The entire LGBTQIA plus community was not attacked as a monolith, the focus of hate came on gay men, because they were the most obviously effected and also the most visible and prominent in the community. The rest of the community did their best to embrace and protect them. (For example lesbian groups that were on the front lines of caring for people who were sick when no one else would...).
And there were people like myself who identified as allies but were in a place where they didn't feel safe to come out themselves. I did not come out at that time because even though I was in accepting local community at University and working at a feminist journal I knew I would lose friends and family and possibly future work opportunities. Being Bi it was easier to blend in for me and I took advantage of that. Part of the reason I hesitated so long about coming out was I felt a lot of guilt that I didn't come out in the 90s during the AIDS crisis. I felt like a coward who wasn't worthy to stand with such brave people.

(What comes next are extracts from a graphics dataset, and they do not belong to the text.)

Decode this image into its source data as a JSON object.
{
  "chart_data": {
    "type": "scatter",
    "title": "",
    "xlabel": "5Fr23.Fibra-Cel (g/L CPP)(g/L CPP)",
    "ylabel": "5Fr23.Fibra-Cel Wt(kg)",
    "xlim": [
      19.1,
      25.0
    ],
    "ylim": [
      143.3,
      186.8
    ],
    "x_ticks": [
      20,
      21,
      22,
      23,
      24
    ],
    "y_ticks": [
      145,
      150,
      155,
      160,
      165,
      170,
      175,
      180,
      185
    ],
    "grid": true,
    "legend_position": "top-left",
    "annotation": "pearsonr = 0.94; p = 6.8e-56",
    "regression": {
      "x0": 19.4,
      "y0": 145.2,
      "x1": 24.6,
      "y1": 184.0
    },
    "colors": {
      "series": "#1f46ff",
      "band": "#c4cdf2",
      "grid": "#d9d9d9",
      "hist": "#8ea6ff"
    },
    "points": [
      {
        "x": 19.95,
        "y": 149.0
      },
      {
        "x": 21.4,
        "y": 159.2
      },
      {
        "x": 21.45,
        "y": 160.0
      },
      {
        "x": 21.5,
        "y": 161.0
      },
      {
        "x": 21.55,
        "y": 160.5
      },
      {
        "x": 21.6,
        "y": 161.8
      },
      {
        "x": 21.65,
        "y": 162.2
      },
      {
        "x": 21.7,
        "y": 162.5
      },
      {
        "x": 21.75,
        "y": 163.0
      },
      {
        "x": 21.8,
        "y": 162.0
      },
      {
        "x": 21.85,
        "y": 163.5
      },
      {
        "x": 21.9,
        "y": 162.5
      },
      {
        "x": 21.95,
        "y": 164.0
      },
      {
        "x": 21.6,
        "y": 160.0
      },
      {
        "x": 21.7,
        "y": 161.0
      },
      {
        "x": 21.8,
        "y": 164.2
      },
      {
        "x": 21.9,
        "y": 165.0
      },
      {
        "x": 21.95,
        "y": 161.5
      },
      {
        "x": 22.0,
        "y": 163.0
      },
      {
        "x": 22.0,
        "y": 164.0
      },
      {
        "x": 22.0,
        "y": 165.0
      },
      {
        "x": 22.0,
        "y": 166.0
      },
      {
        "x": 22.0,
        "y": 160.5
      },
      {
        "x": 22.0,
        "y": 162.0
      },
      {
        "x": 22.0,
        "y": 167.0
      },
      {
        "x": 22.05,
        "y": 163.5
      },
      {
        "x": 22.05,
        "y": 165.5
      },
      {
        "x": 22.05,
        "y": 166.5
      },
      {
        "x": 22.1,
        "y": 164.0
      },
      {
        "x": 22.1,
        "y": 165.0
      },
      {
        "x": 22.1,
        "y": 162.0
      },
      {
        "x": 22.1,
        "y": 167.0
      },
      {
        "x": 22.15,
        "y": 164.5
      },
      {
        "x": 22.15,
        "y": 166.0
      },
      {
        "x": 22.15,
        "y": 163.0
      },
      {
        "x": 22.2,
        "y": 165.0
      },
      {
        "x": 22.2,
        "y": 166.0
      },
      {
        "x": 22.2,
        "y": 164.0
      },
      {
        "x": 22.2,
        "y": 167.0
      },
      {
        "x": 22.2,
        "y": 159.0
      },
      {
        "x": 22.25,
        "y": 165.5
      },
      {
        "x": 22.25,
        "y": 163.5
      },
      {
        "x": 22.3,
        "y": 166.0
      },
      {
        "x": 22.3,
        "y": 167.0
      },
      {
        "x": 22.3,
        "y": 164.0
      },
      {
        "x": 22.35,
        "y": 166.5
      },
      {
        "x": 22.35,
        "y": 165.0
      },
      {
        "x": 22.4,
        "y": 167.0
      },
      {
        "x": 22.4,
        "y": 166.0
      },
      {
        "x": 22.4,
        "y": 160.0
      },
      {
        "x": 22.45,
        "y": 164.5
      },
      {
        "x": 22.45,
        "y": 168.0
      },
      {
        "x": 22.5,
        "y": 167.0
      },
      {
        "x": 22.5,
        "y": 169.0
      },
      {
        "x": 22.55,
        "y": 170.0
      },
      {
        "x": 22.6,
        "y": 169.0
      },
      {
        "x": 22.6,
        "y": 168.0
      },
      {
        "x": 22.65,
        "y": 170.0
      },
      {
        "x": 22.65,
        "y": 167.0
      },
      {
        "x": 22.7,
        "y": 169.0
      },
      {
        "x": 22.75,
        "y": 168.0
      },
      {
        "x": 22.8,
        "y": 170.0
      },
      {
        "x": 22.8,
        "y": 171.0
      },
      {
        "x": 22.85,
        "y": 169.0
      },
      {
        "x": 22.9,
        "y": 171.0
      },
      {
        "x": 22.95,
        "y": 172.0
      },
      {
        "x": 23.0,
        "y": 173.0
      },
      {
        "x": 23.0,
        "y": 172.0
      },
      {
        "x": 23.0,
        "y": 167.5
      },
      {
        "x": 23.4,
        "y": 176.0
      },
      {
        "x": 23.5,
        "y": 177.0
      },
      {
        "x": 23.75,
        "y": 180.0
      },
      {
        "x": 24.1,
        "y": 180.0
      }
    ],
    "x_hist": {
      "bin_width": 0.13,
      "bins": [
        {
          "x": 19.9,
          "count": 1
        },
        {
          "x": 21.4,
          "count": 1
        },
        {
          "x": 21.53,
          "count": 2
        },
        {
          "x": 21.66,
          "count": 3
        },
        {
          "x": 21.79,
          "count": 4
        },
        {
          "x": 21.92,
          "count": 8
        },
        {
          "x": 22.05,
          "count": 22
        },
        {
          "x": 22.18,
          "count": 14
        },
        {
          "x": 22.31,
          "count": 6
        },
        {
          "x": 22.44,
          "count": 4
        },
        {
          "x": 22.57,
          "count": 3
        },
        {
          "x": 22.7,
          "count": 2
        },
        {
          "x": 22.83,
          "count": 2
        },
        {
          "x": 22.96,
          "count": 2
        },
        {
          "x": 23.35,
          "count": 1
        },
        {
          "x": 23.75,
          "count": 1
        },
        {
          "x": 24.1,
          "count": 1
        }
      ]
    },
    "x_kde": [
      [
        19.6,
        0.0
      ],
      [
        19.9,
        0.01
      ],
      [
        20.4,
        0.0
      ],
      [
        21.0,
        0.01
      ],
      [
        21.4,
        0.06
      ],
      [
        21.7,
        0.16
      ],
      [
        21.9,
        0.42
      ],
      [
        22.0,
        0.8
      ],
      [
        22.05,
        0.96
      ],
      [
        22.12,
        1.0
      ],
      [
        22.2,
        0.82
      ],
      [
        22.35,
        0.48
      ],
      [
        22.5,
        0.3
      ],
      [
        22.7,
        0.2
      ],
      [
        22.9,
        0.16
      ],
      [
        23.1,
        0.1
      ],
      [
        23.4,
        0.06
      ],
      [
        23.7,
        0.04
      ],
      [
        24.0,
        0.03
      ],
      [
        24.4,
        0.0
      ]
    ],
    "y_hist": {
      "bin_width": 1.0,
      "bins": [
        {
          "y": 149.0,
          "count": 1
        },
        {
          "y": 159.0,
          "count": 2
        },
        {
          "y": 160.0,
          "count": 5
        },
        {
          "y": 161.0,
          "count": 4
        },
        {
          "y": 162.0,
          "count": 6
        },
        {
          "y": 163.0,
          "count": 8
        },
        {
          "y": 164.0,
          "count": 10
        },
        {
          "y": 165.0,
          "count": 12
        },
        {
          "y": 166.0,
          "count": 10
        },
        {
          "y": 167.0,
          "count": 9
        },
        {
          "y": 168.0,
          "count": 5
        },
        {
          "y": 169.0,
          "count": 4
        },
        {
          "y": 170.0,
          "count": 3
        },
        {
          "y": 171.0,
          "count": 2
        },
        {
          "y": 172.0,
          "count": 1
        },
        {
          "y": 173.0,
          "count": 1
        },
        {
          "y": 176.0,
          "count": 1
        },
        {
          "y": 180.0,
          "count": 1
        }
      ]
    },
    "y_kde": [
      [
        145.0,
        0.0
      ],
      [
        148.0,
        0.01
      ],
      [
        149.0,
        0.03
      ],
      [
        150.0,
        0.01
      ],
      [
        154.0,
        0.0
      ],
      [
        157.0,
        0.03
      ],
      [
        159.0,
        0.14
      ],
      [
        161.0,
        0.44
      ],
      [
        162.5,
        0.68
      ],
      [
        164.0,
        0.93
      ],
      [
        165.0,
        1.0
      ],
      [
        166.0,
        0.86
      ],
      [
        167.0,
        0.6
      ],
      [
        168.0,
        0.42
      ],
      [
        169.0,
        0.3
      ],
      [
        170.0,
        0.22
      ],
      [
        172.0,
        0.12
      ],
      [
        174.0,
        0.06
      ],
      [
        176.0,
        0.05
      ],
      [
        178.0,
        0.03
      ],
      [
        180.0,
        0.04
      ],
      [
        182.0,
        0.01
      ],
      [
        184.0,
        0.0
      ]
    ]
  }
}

It took me a long time to let go of that self-hate to the point where I could come out. A big part of it was acknowledging how fucked up the climate for LGBTQIA folks in the 80s and 90s. We had two family friends (which is how I knew I would probably be rejected by a lot of my family) who died of AIDS. Yes, these were brilliant, creative men who worked in theater. One of them was the props coordinator for Late Night with David Letterman (responsible for building Dave's velcro suit etc.). I also have a peer who died of AIDS in the early 2000s, long after the disease had supposedly been "not a death sentence" who also happened to be an actor.
Despite their lack of political involvement, they were be seen as radical just because they lived openly as gay men in a society that hated them and wanted them dead, and only tolerated them if they were the "fun gays" who weren't actually threatening the status quo...
Being in theater or the arts was a survival tactic for a lot of people ya know because it was a more accepting environment and because it wasn't considered important like politics, medicine, science etc. (Miss me with the gays can't do math jokes. A gay man invented the fucking computer).
The gay men I knew in long-term monogamous relationships survived the worst of the crisis and they automatically became "respectability queers" for having not died and wanting jobs with health insurance etc. Because one dude follows his dream of working in theater and the other quits theater and goes to work at the phone company and buys a house with his partner, one is fun and the other boring? One is a creative genius creating culture and the other is a consumer of cultural pap? Wow. Great take.
FUCK. I'm just getting so angry thinking about this. You want to know why it took me till I was FIFTY fucking years old to come out: AIDS. That's it. ONE Fucking word.
Sorry I have no idea WHY I fucking started this other than I saw a shitty post that said, our culture became boring because all the fun gays died and left only the boring gays who only care about marriage or whatever.